My
first day of jury duty, the Santa Ana winds were blowing, so I arrived soggy with sweat at the hideous 19-story office building in which
Los Angeles County justice is meted out. It appeared as though we couple of
hundred prospective jurors were about 60 percent Latino, 10 percent Asian, and maybe 99 percent bitter
and resentful about having been wrenched from the glamour and excitement of our everyday lives. We were shown
an inspirational film whose narrator droned on about the responsibilities of
those residing in a democracy. Oceans white with foam and the Statue of Liberty
made their expected cameo appearances. An officious County employee droned a
little oration in which she used the phrase “at this time” repeatedly, and
explained that there was nothing anyone could do about our waiting room being
cold enough to store meat in, even though the hot Santa Ana winds had raised the temperature outside to 90° F. Nor did the water fountains work, but we were to
derive solace that they didn’t work on any other floor of the building either. Defying dehydration, I occasionally ducked into the men’s room for handfuls of water. In a blind
taste test, I would have been able to distinguish it from Pellegrino 10 times
out of 10.
At
last my number was called. I was to report to Dept. 126, presided over by Superior Court Judge
Mildred Escobedo, up on the 15th floor, where, as advertised, the
drinking fountains didn’t work. Fifty-five of us waited forever in the corridor
outside her courtroom. I didn’t know anyone still named unsuspecting female infants Mildred. It seems a cruel practice.
We
were finally allowed into the actual courtroom, surely the most depressing
place in North America, with ultra-dismal fluorescent lighting that rendered even
Prospective Juror 2, who’d looked quite sexy out in the corridor, gray and
miserable. The defendant, accused of having tried to murder a fellow Latino, was
a rotund little guy in a wheelchair. All we saw of him was the back of
his head.
The
last time I was summoned for jury duty — in San Francisco in the mid-90s — I
was sent home almost immediately, seemingly because of my black leather
motorcycle jacket and sneer. It wasn’t so easy this time. I hoped that glaring at the
prosecutor might suffice, but it very quickly emerged that I had very stiff
competition for his and his opponent's peremptory challenges. One young woman said
that, because the defendant was in a wheelchair, she’d find it impossible,
regardless of the evidence, to convict him. It seemed not to occur to her that
he might have been injured in the course of trying to kill the other guy, or molesting schoolchildren.

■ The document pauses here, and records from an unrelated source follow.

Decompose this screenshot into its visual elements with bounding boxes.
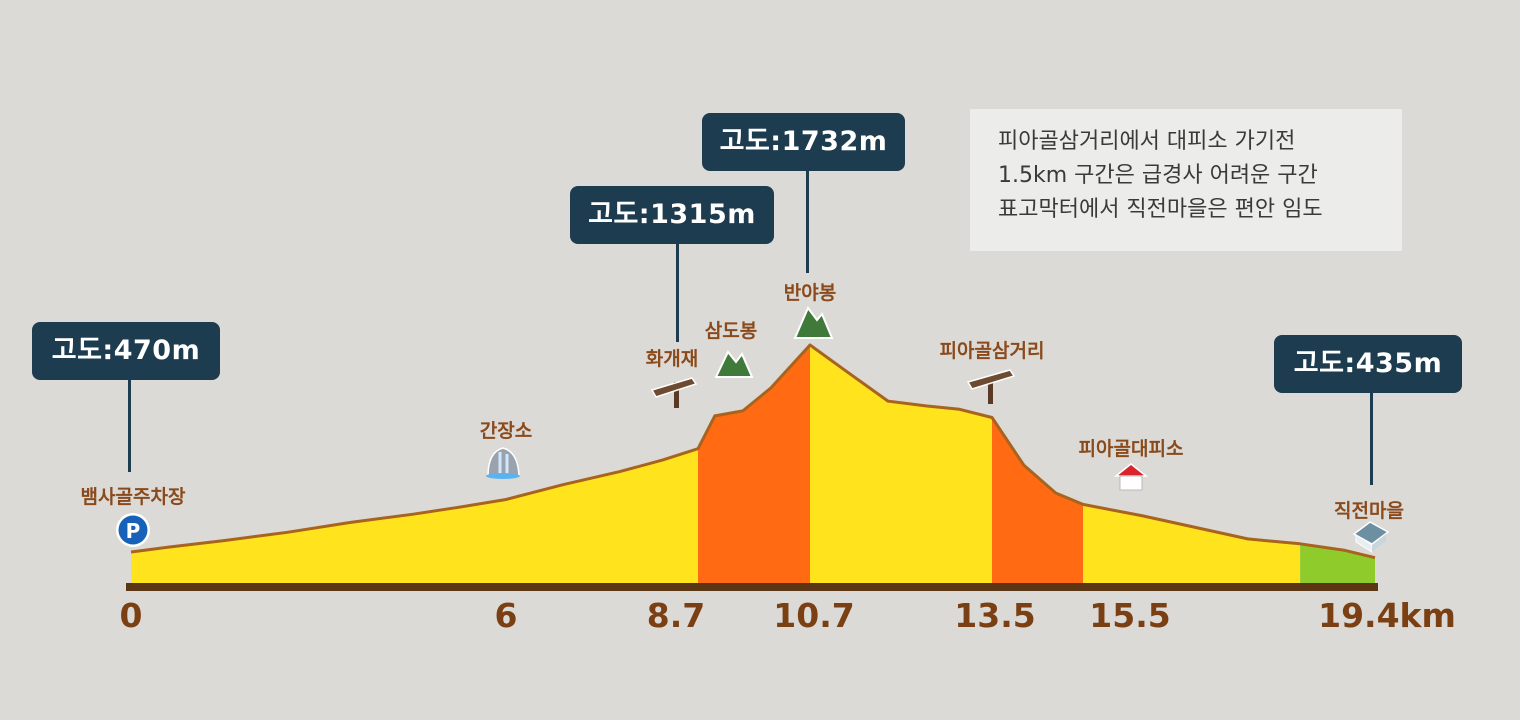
place-label-piagol-shelter: 피아골대피소 (1078, 438, 1184, 460)
mountain-icon-samdobong (714, 350, 754, 378)
place-label-samdobong: 삼도봉 (704, 320, 758, 342)
place-label-piagol-junction: 피아골삼거리 (939, 340, 1045, 362)
callout-stem-hwagaejae (676, 244, 679, 342)
place-label-jikjeon-village: 직전마을 (1334, 500, 1404, 522)
house-icon (1352, 521, 1390, 553)
distance-tick-6: 6 (494, 596, 518, 635)
elevation-callout-hwagaejae: 고도:1315m (570, 186, 774, 244)
route-note-line-2: 1.5km 구간은 급경사 어려운 구간 (998, 163, 1318, 188)
distance-tick-19-4: 19.4km (1318, 596, 1456, 635)
signpost-icon-piagol (966, 369, 1016, 404)
signpost-icon (650, 377, 698, 408)
distance-tick-15-5: 15.5 (1089, 596, 1171, 635)
mountain-icon-banyabong (793, 306, 834, 339)
parking-icon-letter: P (126, 519, 141, 543)
shelter-icon (1113, 463, 1149, 491)
elevation-callout-banyabong: 고도:1732m (702, 113, 905, 171)
elevation-callout-start: 고도:470m (32, 322, 220, 380)
distance-tick-13-5: 13.5 (954, 596, 1036, 635)
place-label-baemsagol-parking: 뱀사골주차장 (80, 486, 186, 508)
distance-tick-8-7: 8.7 (646, 596, 706, 635)
route-note-line-3: 표고막터에서 직전마을은 편안 임도 (998, 197, 1323, 222)
parking-icon: P (116, 513, 150, 547)
route-note-line-1: 피아골삼거리에서 대피소 가기전 (998, 129, 1296, 154)
place-label-hwagaejae: 화개재 (645, 348, 699, 370)
elevation-callout-end: 고도:435m (1274, 335, 1462, 393)
callout-stem-end (1370, 393, 1373, 485)
distance-tick-10-7: 10.7 (773, 596, 855, 635)
profile-outline (130, 343, 1376, 560)
distance-tick-0: 0 (119, 596, 143, 635)
callout-stem-start (128, 380, 131, 472)
waterfall-icon (486, 447, 520, 479)
place-label-ganjangso: 간장소 (479, 420, 533, 442)
route-note-box: 피아골삼거리에서 대피소 가기전 1.5km 구간은 급경사 어려운 구간 표고… (970, 109, 1402, 251)
place-label-banyabong: 반야봉 (783, 282, 837, 304)
baseline-bar (126, 583, 1378, 591)
callout-stem-banyabong (806, 171, 809, 273)
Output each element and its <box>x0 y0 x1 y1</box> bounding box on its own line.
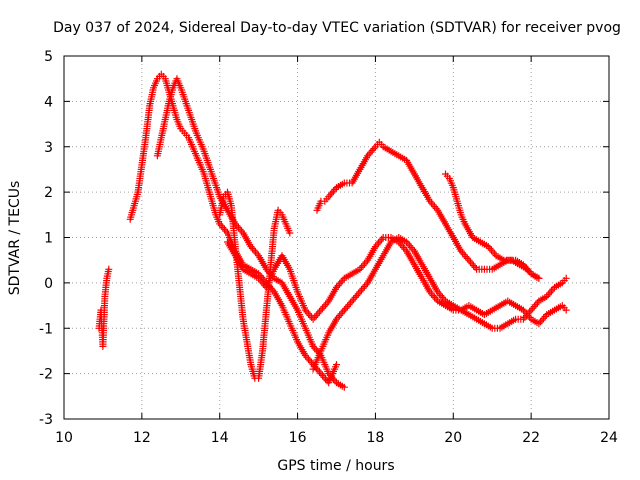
y-tick-label: 3 <box>44 140 53 156</box>
x-tick-label: 20 <box>444 430 462 446</box>
data-point <box>317 306 325 314</box>
x-tick-label: 22 <box>522 430 540 446</box>
series-trace <box>310 235 568 371</box>
series-arc-8 <box>442 170 543 282</box>
series-trace <box>314 141 541 281</box>
y-axis: -3 -2 -1 0 1 2 3 4 5 <box>39 49 609 428</box>
x-tick-label: 18 <box>367 430 385 446</box>
x-axis: 10 12 14 16 18 20 22 24 <box>55 56 618 446</box>
y-tick-label: 1 <box>44 231 53 247</box>
series-trace <box>225 234 568 332</box>
chart-title: Day 037 of 2024, Sidereal Day-to-day VTE… <box>53 20 621 36</box>
series-trace <box>127 72 339 385</box>
data-point <box>317 370 325 378</box>
y-tick-label: -2 <box>39 367 53 383</box>
series-arc-4 <box>216 188 294 382</box>
y-tick-label: -1 <box>39 321 53 337</box>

Another, who a couple of years ago had been convicted of grand theft, said he’d
be unable to believe anything a prosecutor said. A retired firefighter, on the
other hand, promised not to believe anyone who looked as though he might be in a gang, which I understood to mean: any young Latino.
Several said they
could never find innocent a person who didn’t speak up in his own defense. A few
said that a single witness’s testimony could never be sufficient. I could see
the DA, whose dismal nausea-colored dress shirt was especially ghastly in the fluorescent light, wanting to roll his eyes. I have never enjoyed the company of the very
stupid, and in that dismal courtroom, you could cut the stupidity with a knife,
though all weapons had of course been confiscated downstairs, at the building's entrance.
A
former fireman didn’t use these exact words, but essentially said he was
prepared to take as God’s own truth any testimony by a cop. A fat, neckless prospective
juror seated in front of me had four very distinct folds in the back of his head.
It occurred to me that addressing Judge Escobedo as Your Highness rather than
Your Honor might get me sent home, but might also get me locked up for
contempt of court. They’d need 12 jurors and two alternates. I was Prospective Juror No. 22, and it appeared certain that
at least 10 ahead of me would be banished either for being delusional or hopelessly dimwitted
or for not speaking English. It
wasn’t looking good. By the time Her Highness dismissed us for lunch after the DA’s 50
minutes with us, it was looking perfectly awful.
I
got myself Japanese at a restaurant on Hill Street in which all the
employees seemed to be Latino. It wasn’t at all good. The California rolls were
approximately the diameter of a Frisbee, and who ever heard of cutting a piece of California roll, rather than putting the whole thing in your mouth? I returned to
the courthouse in an ugly mood.
The
defendant was nowhere in sight. We seated ourselves. Her Honor said she had bad news. The trial was now projected to last into December. Around 48
prospective jurors groaned or wailed or rent their garments. Only those who
didn’t understand English did not. Her Honor turned out to be kidding.
What a cutup, Mildred! She delivered a little oration about how we should be
grateful to live in a country with Our System of Justice (I suspect that’s largely
true), and how we shouldn’t have groaned and wailed and rent our garments, and
sent us on our way.
Free
at last. Good God almighty! Free at last!